Lugh, no stranger to the field in which he is straining, only a stranger to the particular methods of this new world, impresses his parents to the point they hire someone to teach him how to wield magic far earlier than most children would. His instructor is someone we met last week: Dia, from a prominent family of mages. She may be tiny, but she’s no child, and one of the strongest five mages in the land. In other words, a perfect tutor for Lugh’s continued development.

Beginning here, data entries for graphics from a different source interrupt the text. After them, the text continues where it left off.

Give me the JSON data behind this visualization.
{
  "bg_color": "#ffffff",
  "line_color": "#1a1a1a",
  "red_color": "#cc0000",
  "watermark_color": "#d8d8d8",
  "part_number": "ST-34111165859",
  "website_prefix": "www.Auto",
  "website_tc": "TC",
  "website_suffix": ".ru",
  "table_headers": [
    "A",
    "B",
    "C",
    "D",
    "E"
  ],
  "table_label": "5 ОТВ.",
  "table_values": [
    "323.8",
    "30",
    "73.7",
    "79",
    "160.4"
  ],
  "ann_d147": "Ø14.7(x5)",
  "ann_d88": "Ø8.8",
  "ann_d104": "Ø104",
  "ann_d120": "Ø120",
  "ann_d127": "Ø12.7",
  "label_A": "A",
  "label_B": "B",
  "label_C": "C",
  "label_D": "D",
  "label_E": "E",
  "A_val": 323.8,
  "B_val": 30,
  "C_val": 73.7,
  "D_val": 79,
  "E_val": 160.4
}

The World’s Finest Assassin – 01 (First Impressions) – One Last Job

From it’s bold, brash OP, TWFS has the confident swagger of a James Bond film, placing us right in the middle of a highly distasteful Rich Guy Girl Auction, run by the diabolical Lady Collide. Little does she know that two of her lots are undercover magical assassins, who make it a point to kill every last dusty pedo in the joint. It’s stylish fantasy pulp, and the action and teamwork keeps me interested…

…But then the story takes a 90-degree turn off to an entirely different world—our own. There, an elite but grizzled assassin is on One Last Job that he completes to the letter, not hearing a word of his young apprentice’s desire to be a hero of justice and kill all the mafia guys. This guy may be old, but he’s still sharp as a diamond-cutter, as he demonstrates again and again that his student has indeed much to still learn.

But between an unexpected drone/car chase and the presence of the relative newbie, “Allen Smith” is sufficiently thrown off his game enough to board a commercial airliner not thinking the “Organization” who raised him would kill everyone on that plane to assassinate him. That’s just what goes down, and the sardonic assassin can only chortle and admire the “marvelous coffin” his employers arranged for him

But when he dies and ends up in a deep ocean of darkness (naked, thus balancing out the fanservice quota somewhat) all he feels is bitter frustration. He was prepared to end his career as an assassin, but wasn’t done training others.

Fortunately for him it’s not the end: an aloof and somewhat eccentric goddess (Tamura Yukari) plucks him out of oblivion and prepares to drop him into a world of swords and sorcery. She’s got a new job for him, which provides a great hook for the second episode: assassinate the hero of that world. After the baffling choices and disappointing visuals of The Detective is Already Dead, I’m game for something like this.